To sum up, how does Krause answer the three problems of Masonic philosophy?
- What is the purpose for which Masonry exists? What does it seek to do? Krause answers that in common with all other human institutions its ultimate purpose is the perfection of humanity. But its immediate purpose is to organize the universal moral sentiments of mankind; to organize the sanction of human disapproval.
- What is the relation of Masonry to other human institutions, especially to government and religion, state and church? Krause answers that these aim also at human perfection. Immediately each seeks to organize some particular branch of human activity. But they do this as means to a common end. Hence, he says, each of these organizations should work in harmony and even in co- operation with the others toward the great end of all of them. In this spirit expounds the well-known exhortations in our charges with respect to the attitude of the Mason toward the government and the religion of his country.

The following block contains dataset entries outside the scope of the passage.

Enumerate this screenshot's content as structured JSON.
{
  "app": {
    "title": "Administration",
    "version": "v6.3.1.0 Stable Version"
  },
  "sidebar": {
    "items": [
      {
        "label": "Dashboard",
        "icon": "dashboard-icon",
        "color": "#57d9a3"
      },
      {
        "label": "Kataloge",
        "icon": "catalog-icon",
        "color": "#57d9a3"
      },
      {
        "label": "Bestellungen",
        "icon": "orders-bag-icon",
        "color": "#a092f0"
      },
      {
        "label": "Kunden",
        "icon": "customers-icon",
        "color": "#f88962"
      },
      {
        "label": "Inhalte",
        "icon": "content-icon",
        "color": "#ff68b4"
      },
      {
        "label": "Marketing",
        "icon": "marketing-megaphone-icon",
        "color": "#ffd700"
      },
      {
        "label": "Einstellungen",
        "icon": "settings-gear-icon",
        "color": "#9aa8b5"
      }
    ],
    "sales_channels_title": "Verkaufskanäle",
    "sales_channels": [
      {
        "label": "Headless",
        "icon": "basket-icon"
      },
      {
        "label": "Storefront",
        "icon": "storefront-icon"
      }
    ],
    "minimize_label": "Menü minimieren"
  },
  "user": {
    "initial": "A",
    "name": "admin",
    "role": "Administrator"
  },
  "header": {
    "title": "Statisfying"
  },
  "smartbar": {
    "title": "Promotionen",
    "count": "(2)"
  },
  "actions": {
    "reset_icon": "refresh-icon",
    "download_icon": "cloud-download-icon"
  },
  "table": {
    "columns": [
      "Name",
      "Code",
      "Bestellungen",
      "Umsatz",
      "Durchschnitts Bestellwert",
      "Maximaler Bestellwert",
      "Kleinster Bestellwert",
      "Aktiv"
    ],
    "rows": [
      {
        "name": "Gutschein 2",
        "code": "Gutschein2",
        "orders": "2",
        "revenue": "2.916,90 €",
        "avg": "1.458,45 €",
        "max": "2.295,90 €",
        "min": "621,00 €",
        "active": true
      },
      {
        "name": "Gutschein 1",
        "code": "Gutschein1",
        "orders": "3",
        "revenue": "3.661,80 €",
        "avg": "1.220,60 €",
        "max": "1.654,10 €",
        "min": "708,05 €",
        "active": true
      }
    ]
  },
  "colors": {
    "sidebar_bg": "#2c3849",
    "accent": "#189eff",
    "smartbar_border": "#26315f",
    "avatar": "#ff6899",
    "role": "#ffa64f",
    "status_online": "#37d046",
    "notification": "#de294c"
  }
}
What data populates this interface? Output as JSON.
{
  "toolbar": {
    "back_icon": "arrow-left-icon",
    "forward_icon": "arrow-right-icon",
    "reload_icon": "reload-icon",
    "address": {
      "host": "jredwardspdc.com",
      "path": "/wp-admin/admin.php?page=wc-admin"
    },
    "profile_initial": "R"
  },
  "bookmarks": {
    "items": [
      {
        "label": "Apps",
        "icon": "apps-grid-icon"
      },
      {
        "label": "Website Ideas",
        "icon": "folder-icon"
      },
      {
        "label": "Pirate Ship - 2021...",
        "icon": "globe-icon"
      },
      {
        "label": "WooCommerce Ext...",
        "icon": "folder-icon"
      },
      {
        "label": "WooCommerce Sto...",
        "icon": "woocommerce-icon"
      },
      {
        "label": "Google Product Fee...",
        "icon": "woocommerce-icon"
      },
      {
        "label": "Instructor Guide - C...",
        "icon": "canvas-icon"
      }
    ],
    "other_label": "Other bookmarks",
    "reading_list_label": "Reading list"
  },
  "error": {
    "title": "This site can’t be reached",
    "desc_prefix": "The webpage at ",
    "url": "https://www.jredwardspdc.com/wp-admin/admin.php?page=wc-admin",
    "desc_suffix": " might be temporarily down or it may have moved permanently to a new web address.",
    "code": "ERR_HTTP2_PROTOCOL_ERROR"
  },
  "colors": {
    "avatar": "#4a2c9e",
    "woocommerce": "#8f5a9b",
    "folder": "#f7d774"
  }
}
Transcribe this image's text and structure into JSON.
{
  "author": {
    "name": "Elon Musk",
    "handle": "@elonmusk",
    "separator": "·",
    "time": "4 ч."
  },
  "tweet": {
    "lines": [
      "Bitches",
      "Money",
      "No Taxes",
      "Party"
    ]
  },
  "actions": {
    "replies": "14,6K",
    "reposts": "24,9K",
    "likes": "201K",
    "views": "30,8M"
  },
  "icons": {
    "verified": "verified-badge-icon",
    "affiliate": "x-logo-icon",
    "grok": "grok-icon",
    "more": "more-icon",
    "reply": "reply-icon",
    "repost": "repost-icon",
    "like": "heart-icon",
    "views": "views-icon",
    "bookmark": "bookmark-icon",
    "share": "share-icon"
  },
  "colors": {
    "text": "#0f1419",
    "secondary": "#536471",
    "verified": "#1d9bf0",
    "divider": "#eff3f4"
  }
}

- What are the fundamental principles by which Masonry is governed in attaining the end it seeks? Krause answers: Masonry has to deal with the internal conditions of life governed by reason. Hence its fundamental principles are measurement and restraint — measurement by reason and restraint by reason — and it teaches these as a means of achieving perfection.
Such, in brief and meager outline, is the relation of Masonry to the philosophy of law and government, as conceived by one who has left his mark on the history of each. Think what we may of some of his doctrines, differ with him as we may at many points, hold, as we may, that our Order has other ends, we must needs be stirred by the noble aim he has set before us; we must needs be animated by a higher spirit and more strenuous purpose, as one of the chiefest of the organic societies composing the "solid bundle" that makes for human perfection.